Fadi received care in an Egyptian hospital to ensure he gained back some weight and that his lungs were taking in enough oxygen to get on an airplane. Flying can be risky for people with untreated cystic fibrosis.

Meanwhile, Hailat had contacted Northwell’s Cohen Children’s Medical Center and asked if they would take in Fadi. The hospital agreed.

“We felt that we could change his life,” said Matthew Harris, the medical director for pediatric and neonatal critical care transport.

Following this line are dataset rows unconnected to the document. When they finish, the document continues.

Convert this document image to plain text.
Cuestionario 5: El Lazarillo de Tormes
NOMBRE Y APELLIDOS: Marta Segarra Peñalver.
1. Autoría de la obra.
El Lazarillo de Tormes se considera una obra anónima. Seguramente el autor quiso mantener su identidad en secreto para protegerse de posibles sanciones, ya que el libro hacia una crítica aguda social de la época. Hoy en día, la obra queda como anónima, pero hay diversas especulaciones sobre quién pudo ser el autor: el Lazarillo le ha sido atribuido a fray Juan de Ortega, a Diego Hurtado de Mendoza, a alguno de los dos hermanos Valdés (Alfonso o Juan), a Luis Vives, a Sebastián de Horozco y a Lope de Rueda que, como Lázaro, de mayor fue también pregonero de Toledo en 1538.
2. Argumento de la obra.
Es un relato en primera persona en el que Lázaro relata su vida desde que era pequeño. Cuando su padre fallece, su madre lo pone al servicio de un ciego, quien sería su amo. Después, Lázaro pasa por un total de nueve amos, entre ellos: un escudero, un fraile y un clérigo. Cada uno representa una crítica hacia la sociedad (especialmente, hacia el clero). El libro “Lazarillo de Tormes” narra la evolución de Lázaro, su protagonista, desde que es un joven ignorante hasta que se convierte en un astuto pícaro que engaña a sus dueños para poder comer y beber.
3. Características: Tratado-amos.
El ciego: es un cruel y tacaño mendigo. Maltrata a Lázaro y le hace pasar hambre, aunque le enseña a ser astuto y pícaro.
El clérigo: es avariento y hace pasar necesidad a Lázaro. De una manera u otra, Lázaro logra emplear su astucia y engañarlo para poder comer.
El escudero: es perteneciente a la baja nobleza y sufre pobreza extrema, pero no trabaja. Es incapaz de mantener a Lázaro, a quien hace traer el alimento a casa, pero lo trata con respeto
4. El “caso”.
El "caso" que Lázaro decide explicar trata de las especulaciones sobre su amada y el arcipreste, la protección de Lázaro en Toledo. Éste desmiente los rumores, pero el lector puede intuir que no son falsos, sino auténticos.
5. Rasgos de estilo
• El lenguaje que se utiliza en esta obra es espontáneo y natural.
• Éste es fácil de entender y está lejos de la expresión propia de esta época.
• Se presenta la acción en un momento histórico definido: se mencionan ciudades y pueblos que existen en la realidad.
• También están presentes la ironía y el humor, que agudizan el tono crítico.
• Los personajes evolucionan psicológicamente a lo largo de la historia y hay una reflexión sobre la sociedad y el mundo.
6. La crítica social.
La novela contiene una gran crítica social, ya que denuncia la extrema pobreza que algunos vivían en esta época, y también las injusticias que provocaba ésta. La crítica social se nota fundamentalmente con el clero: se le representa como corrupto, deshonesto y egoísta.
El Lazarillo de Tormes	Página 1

The confirmation came on April 12: Fadi would go to the United States for long-term care. Mother and son were given six-month visas.

“It meant he would get good doctors,” Shaima said. But it also meant more farewells, this time to her children and sister, who would take care of Fadi’s siblings in Egypt.

Fadi became one of eight Palestinian children evacuated by PCRF since Oct. 7 who have received or are currently receiving medical care in the United States.

Since Oct. 7, more than 13,500 requests to leave Gaza for treatment abroad have been submitted, according to the WHO, which supports most medical evacuations out of the enclave. The organization said more than 4,900 patients have been evacuated.

But Israel’s offensive in southern Gaza has hampered evacuations. Since May 7, just 23 patients have been taken out of the enclave, according to the WHO.

On May 5, Fadi and his mother landed in New York.

They went straight to the hospital, a state-of-the-art facility about one hour from Manhattan.

Joan K. DeCelie-Germana, the cystic fibrosis specialist charged with Fadi’s care, described him as “skin on bones.” His stomach was distended - a sign of severe malnutrition. His eyes couldn’t focus.

For almost a month, Fadi was in intensive care. He wore an electric vest that cleared mucus buildup in his airways.

During his time in the hospital, Fadi was like any young boy, focused on playing, DeCelie-Germana said.

“I took him outside in a wheelchair and I was popping wheelies with him,” the doctor said. But long-term, there is a risk of PTSD. “Patients that have had really traumatic hospitalizations,” she said, “anything that you do to them, whether it’s a blood draw or a mouth swab, it’s like they’re revisiting the trauma.”

The hospital and PCRF have committed to covering Fadi’s care there, but DeCelie-Germana estimated the medication he needs will cost about $300,000 a year in the United States for the rest of his life, leaving his future care uncertain.

If he ends up in Egypt, he’ll be able to get at least some of his treatment. But in Gaza, it’s unlikely he’ll receive the care he needs.

Fadi began to develop an appetite again, especially for Pringles and Twinkies. He put on about five pounds in four weeks, DeCelie-Germana said.

He and his mother missed their family in Egypt and Gaza, connecting when they could on FaceTime and WhatsApp. They found comfort in God, praying on a small rug on the hospital floor.

On May 31, after three months of sleeping in hospital beds, Fadi woke up in one for what his mother hopes is the last time.

Doctors and nurses cheered as the nervous boy stepped out of his room, his cheeks pink and his eyes sparkling. He had been quarantined from most visitors because malnourishment had left him immunocompromised.

DeCelie-Germana wheeled a large black suitcase behind him, filled with the medication and high-tech gadgets he will need. He will also have to be seen by a doctor at least once a week.

The grinning boy was delighted by the toy cars and small slide in the playroom of his new home near the hospital.

Once the joy of his release ebbed, the pain of the separation increased.

“My parents aren’t here. My kids aren’t here,” Shaima said. “It’s lonely.”

A few days later, PCRF hosted a picnic for Fadi at the Great Lawn in Central Park.

Dozens of people gathered, some wearing kaffiyehs and waving Palestinian flags as they waited to greet the small child they had never met. They brought their children, snacks, home-baked goods and balloons.

Fadi munched on more Twinkies and Haribo gummies. He used his stronger lungs to blow bubbles.

The boy had once again become a symbol, this time of hope. His photo was shared on social media yet again.

His doctors had expressed concern that the big crowd might overwhelm Fadi. But he appeared unfazed in his tinted sunglasses.

“I had so much fun,” he told Hailat when the picnic was over. “I want shawarma.”